Salah satu contohnya adalah jerapah. Khususnya lehernya yang sangat panjang. Hal ini tampak jelas: leher jerapah, yang dapat tumbuh hingga 2 meter panjangnya.
Leher yang panjang memungkinkan jerapah untuk mendapatkan akses eksklusif ke daun-daun paling atas di pepohonan. Jadi, leher panjang jerapah adalah adaptasi yang dirancang untuk menghindari persaingan makanan dengan hewan lain.
Teori inilah yang diterima oleh para ilmuwan selama bertahun-tahun. Tapi benarkah persaingan makanan menjadi penyebab evolusi leher jerapah?
Charles Darwin juga menyinggung soal evolusi leher jerapah dalam The Origin of Species. Darwin menjelaskan bahwa spesies tersebut memperoleh lehernya yang sangat panjang melalui tahap-tahap kecil yang berurutan. Setiap makhluk dengan leher yang lebih panjang mampu bertahan hidup lebih baik daripada kerabatnya yang berleher pendek.

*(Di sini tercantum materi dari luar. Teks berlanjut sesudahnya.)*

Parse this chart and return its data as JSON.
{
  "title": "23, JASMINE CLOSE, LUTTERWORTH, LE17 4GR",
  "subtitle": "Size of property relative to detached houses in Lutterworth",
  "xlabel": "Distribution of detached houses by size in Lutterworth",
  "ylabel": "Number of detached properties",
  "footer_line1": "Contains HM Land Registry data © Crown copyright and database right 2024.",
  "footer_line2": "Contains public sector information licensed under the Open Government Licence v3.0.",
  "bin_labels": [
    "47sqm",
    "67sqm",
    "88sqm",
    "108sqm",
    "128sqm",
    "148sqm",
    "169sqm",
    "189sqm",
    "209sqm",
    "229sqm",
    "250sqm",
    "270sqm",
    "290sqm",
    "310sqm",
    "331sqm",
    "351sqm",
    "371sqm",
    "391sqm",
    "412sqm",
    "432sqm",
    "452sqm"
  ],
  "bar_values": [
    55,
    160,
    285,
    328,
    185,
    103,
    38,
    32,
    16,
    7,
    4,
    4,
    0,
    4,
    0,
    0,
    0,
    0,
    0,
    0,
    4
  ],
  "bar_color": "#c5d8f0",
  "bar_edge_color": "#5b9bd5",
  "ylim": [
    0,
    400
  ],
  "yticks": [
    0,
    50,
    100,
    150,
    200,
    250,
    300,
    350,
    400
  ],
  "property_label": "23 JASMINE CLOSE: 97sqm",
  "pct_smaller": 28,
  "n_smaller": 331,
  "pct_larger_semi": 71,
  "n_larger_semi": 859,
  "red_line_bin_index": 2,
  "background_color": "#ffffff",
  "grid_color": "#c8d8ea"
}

“Jerapah perawakannya tinggi, dengan leher yang sangat memanjang, kaki depan, kepala, dan lidah. Semua fitur tersebut sangat cocok untuk mencari makan di cabang-cabang pohon yang lebih tinggi,” jelas Darwin.
"Jadi, jerapah dapat memperoleh makanan di luar jangkauan ungulata atau hewan berkuku lainnya yang menghuni wilayah yang sama. Leher panjang merupakan keuntungan besar baginya selama musim paceklik."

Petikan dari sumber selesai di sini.